Although the poor are paying for the sales tax revenue being used to finance their displacement, there is little chance that the San Francisco Board of Supervisors will vote this week for a temporary moratorium on new “market-rate-housing” in the Mission District.
The residential turmoil is directly related to San Francisco’s use since 2011 of an up-to-eight year partial “Payroll Tax Exclusion” through 2019 to attract tech companies to the South of Market Street (SoMa) community.
The San Francisco County Board of Supervisors claimed the incentives were to renovate 40 square blocks of run-down warehouse buildings. But the real goal, critics allege, was to assist developers in displacing the city’s poor in favor of building an upscale “Nerdistan” cluster of high-tech industries that support trendy restaurants and shopping.
Since San Francisco was already the hottest real estate market in the nation in 2011, opponents argue, there was no justifying giving developers and multi-national-corporations cash incentives to convince them to consider moving to “The City.”
In the last 5 years, San Francisco property prices have risen by 75 percent. That compares to a gain of 31 percent for the 20 largest U.S. metropolitan communities in the S&P/Case-Shiller Index. In the year through March 2015, San Francisco real estate prices jumped 10.33 percent, versus 5.04 percent for the average of the top 20 U.S. markets.
Berating San Francisco’s housing policies as a failure, to the cheers of “¡si, se puede!”–yes, we can!–from an audience of protestors at Tuesday’s County Board meeting, Supervisor David Campos proposed the 45-day halt on planning department approval of demolitions and building permits for multifamily residential developments in the 1.5 square-mile community. Under his “emergency” measure, the moratorium could be extended for up to two years if the “crisis” persists.
“The Mission is ultimately the Mission because of the people, and if we lose the people we lose the Mission,” Campos told protestors at Mission Neighborhood Center later in the day. “A moratorium gives the community a fighting chance,” he said, according to the San Francisco Chronicle.
But due to the clout of real estate interests and the tech crowd, Compos has little chance of passing an “interim urgency ordinance,” which would need the support of 9 of the 11 supervisors to pass. Although Campos has four co-sponsors, Mayor Ed Lee and several other Supervisors are opposed to ending what many critics call “developer pork.”
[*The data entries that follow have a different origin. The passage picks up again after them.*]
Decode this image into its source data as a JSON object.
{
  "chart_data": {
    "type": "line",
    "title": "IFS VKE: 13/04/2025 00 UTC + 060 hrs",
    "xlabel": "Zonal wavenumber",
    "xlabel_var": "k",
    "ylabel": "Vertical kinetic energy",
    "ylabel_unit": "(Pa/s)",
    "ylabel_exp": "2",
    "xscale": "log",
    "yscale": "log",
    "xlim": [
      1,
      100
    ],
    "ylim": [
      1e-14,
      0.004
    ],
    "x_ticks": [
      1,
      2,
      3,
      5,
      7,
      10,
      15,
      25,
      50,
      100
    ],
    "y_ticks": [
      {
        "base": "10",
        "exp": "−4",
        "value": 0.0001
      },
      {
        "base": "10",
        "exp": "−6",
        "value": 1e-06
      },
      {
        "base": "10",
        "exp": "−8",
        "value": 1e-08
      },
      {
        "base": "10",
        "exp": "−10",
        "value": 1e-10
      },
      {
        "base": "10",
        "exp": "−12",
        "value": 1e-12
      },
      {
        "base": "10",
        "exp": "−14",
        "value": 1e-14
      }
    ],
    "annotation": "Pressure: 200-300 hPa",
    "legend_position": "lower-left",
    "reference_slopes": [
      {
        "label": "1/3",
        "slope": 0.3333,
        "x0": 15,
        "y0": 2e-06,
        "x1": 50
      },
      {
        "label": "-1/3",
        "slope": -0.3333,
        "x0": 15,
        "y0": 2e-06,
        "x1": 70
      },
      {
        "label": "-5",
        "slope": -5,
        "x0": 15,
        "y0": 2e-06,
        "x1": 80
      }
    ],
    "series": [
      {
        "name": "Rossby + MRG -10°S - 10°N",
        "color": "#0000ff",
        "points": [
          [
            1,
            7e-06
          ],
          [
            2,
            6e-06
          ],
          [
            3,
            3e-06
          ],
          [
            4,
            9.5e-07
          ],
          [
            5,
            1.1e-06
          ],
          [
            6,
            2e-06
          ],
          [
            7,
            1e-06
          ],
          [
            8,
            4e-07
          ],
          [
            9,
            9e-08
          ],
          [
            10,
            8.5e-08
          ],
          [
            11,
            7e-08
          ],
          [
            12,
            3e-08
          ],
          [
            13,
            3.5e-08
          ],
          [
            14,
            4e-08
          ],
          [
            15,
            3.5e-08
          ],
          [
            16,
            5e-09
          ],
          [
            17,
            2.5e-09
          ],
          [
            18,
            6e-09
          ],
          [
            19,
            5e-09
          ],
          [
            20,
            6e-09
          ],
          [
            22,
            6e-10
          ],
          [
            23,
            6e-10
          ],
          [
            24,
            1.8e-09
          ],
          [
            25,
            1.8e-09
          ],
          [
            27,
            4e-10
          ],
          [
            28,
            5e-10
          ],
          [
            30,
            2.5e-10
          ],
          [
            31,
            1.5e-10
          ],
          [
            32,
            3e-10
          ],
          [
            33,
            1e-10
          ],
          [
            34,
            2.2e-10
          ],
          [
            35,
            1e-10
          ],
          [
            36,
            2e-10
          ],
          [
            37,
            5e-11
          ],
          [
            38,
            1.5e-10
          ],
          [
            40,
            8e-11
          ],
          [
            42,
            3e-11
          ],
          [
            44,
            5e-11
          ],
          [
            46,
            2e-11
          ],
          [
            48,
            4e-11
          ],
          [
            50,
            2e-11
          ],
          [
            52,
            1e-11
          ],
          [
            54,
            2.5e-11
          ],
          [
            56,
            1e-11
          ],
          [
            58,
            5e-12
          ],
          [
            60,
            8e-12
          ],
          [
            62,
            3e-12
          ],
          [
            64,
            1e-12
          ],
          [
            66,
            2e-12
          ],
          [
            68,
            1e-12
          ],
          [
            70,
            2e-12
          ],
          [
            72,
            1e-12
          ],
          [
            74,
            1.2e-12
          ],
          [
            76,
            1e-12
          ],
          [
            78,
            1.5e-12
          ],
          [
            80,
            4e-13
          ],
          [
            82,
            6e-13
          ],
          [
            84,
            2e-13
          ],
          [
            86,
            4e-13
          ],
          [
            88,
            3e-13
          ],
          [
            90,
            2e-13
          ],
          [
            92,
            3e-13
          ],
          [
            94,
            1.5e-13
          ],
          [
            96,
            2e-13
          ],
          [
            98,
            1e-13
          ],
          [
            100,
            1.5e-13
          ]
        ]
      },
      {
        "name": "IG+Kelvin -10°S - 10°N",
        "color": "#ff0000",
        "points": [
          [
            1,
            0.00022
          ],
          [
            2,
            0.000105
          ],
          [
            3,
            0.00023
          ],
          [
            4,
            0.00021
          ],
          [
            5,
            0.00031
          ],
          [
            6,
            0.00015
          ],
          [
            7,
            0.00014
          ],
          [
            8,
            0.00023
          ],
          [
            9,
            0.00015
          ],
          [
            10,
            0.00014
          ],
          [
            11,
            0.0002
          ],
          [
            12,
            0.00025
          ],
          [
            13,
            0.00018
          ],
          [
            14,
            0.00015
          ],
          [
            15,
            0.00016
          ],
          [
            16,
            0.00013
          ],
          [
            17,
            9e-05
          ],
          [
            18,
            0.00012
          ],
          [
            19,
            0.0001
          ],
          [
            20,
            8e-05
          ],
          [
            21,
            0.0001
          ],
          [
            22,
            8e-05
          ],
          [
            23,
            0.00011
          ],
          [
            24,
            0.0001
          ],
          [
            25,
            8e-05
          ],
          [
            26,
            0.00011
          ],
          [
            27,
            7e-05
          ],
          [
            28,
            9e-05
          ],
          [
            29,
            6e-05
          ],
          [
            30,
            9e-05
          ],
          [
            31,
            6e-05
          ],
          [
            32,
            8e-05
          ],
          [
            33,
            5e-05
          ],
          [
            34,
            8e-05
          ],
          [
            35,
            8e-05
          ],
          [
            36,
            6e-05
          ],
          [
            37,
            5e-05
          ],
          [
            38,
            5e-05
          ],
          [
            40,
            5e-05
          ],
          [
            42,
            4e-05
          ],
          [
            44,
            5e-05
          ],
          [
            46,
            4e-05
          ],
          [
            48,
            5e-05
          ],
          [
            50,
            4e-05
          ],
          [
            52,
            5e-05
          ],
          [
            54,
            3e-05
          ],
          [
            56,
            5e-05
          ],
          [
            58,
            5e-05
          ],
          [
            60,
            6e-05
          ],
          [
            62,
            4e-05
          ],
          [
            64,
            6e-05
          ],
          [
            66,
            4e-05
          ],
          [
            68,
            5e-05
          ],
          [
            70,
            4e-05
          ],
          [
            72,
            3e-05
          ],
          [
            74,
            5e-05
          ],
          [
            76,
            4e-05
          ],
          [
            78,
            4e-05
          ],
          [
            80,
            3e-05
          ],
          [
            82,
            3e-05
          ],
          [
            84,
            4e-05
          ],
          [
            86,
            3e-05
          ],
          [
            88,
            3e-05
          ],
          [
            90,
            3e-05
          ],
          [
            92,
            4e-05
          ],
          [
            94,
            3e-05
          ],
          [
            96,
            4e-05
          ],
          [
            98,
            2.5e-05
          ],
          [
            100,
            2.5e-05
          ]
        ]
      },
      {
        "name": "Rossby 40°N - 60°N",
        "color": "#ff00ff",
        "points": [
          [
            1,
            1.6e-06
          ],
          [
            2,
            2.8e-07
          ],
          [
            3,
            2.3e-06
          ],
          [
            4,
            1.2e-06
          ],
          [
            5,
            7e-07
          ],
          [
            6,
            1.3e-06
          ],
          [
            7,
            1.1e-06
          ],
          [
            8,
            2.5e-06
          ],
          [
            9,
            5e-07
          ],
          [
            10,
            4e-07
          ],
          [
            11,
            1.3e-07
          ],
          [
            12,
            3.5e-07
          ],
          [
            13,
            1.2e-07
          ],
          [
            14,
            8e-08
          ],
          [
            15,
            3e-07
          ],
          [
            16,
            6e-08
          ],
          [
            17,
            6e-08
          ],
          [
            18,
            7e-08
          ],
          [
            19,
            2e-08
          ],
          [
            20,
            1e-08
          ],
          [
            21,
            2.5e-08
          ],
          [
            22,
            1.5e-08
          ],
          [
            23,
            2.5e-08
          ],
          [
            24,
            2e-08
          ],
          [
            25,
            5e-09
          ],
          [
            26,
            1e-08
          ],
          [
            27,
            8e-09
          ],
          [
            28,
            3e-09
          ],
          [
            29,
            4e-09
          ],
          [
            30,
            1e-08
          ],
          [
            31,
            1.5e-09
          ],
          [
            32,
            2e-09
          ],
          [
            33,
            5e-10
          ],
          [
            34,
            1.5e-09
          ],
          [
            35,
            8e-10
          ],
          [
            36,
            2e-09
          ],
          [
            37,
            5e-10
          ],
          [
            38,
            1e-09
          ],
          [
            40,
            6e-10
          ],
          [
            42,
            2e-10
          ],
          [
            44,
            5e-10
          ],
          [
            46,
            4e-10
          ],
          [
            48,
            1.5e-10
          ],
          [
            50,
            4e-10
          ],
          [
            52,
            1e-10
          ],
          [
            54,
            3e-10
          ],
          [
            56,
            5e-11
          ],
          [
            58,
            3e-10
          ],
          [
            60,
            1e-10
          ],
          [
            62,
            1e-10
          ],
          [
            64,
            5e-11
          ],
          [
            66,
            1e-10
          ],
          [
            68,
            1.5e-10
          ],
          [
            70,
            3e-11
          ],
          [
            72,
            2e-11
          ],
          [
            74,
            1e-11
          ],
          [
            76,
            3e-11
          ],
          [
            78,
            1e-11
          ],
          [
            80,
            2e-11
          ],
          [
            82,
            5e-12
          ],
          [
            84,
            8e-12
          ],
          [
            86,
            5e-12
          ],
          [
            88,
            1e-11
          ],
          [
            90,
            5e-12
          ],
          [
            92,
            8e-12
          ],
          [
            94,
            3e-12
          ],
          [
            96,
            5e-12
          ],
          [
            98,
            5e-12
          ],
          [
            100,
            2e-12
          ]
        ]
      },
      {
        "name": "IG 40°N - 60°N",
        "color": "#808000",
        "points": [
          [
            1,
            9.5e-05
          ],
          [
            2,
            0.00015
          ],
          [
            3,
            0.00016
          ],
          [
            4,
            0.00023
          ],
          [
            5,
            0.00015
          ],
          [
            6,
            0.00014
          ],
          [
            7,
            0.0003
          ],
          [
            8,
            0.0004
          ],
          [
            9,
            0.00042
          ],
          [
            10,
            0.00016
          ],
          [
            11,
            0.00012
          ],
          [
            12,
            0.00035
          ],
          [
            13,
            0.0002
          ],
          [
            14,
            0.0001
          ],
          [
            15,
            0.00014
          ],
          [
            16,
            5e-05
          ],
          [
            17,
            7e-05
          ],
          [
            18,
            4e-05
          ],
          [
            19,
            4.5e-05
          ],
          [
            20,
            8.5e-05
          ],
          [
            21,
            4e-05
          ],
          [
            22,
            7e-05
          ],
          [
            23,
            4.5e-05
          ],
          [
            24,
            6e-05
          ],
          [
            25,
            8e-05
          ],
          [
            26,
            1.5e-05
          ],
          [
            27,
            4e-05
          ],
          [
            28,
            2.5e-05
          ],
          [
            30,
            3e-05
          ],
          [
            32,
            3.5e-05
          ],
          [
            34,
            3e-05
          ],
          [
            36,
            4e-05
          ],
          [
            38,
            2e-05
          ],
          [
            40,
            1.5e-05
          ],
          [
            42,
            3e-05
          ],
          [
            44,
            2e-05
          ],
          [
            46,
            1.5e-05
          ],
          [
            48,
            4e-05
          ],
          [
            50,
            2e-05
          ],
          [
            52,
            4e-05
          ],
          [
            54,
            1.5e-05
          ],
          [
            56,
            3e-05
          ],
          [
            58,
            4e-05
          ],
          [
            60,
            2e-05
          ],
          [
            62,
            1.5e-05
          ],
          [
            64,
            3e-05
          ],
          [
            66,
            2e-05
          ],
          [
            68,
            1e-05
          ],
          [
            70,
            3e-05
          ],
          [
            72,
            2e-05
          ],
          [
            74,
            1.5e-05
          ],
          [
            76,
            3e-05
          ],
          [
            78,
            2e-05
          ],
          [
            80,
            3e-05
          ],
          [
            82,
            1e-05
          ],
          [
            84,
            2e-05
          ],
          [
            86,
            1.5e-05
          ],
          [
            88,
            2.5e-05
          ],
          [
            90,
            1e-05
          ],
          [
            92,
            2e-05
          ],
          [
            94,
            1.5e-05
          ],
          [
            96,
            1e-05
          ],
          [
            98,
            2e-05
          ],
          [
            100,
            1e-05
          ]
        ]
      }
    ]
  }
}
A report by the San Francisco controller’s office suggests the payroll tax breaks for Twitter Town have failed to add any tax revenue to the city. Despite the tax breaks that lured 61 businesses into the area, total sales taxes along Market Street–which reflects the health of shops in the area–rose by only 10 percent between 2010 and 2013, compared with 25 percent in the rest of the city.
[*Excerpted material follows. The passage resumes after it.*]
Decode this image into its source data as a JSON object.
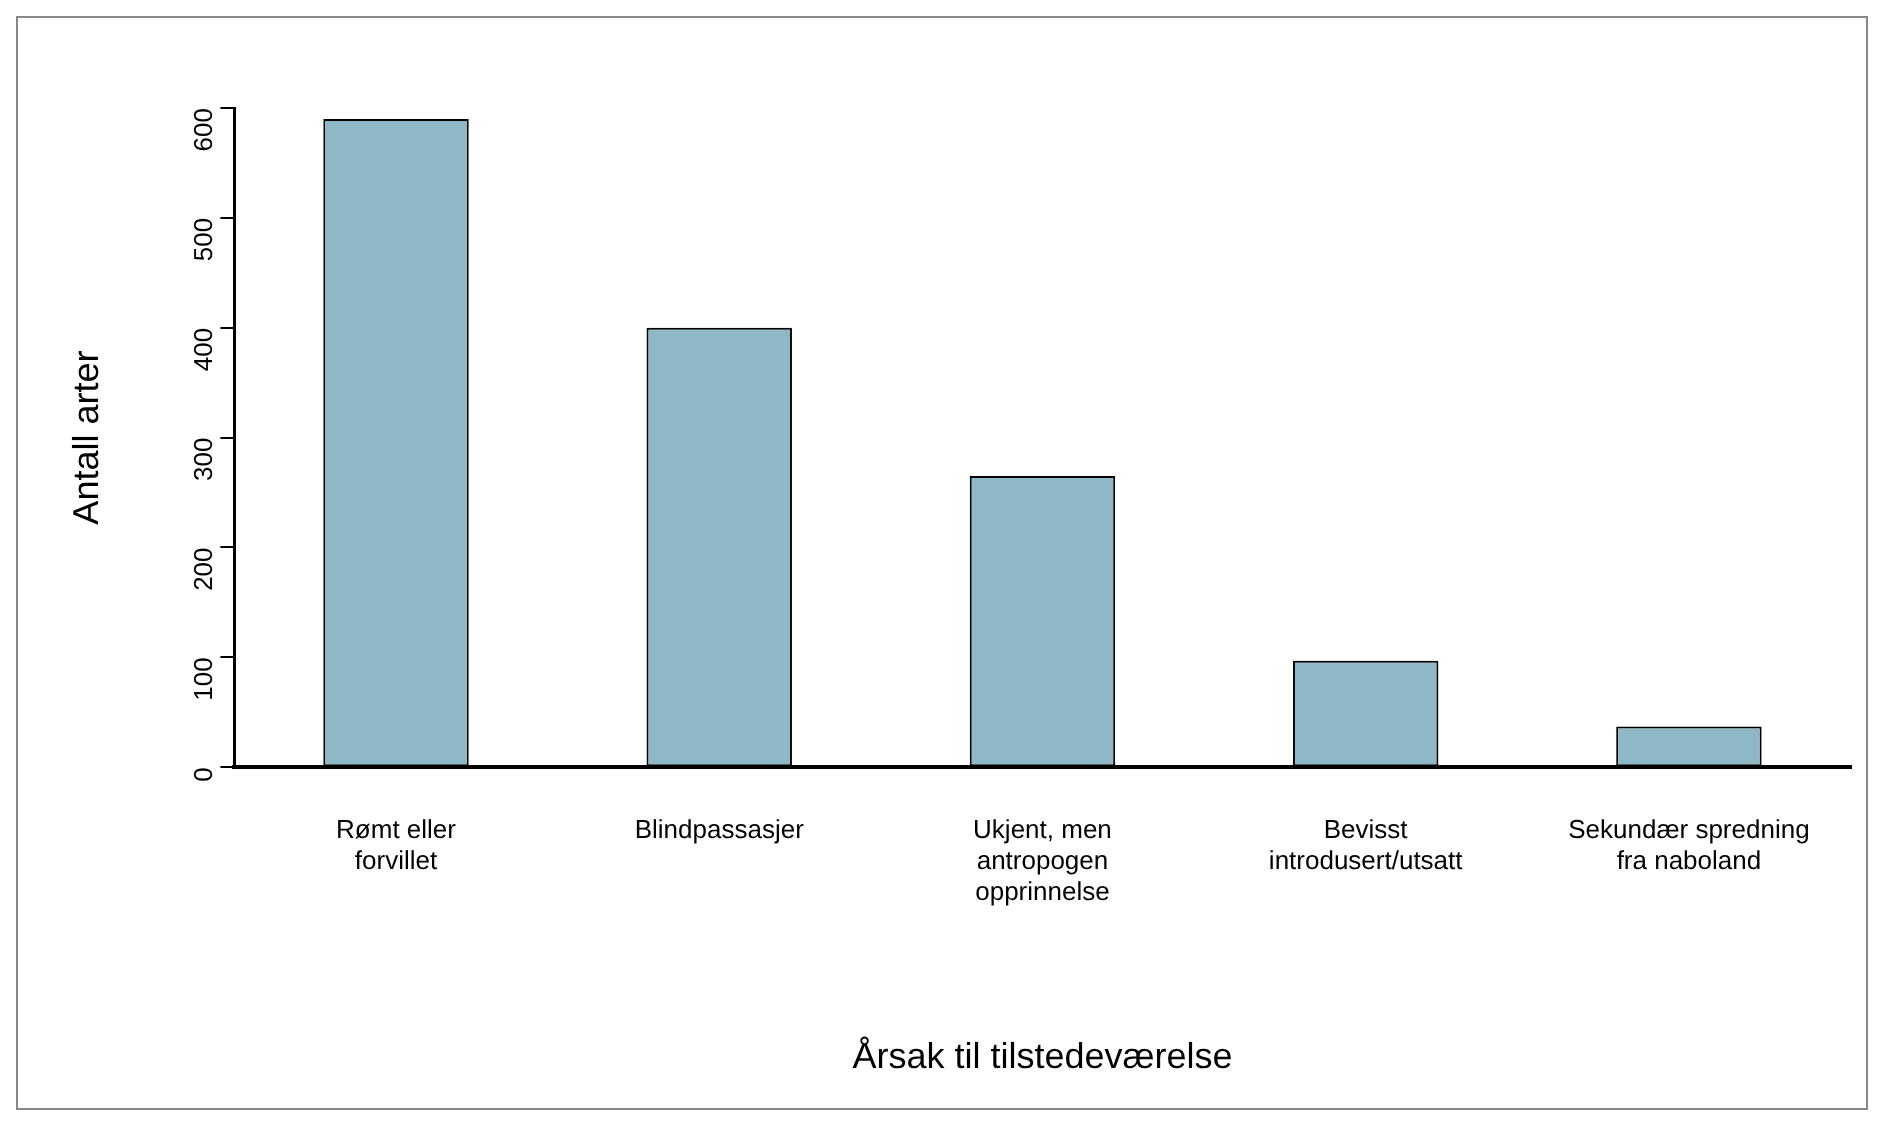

With the payroll tax incentive cash going to the tech companies amounting to multiples of any development fees paid by the cronies, critics allege that the city is using sales taxes revenue collected from local residents as incentives to assist paying for their own eviction.
Roberto Hernandez, leader of a group called “Our Mission, No Evictions” told the Chronicle: “The tech industry has come like a train wreck into this neighborhood and into this city.” He added, “They are a group of people that are heartless in this community.”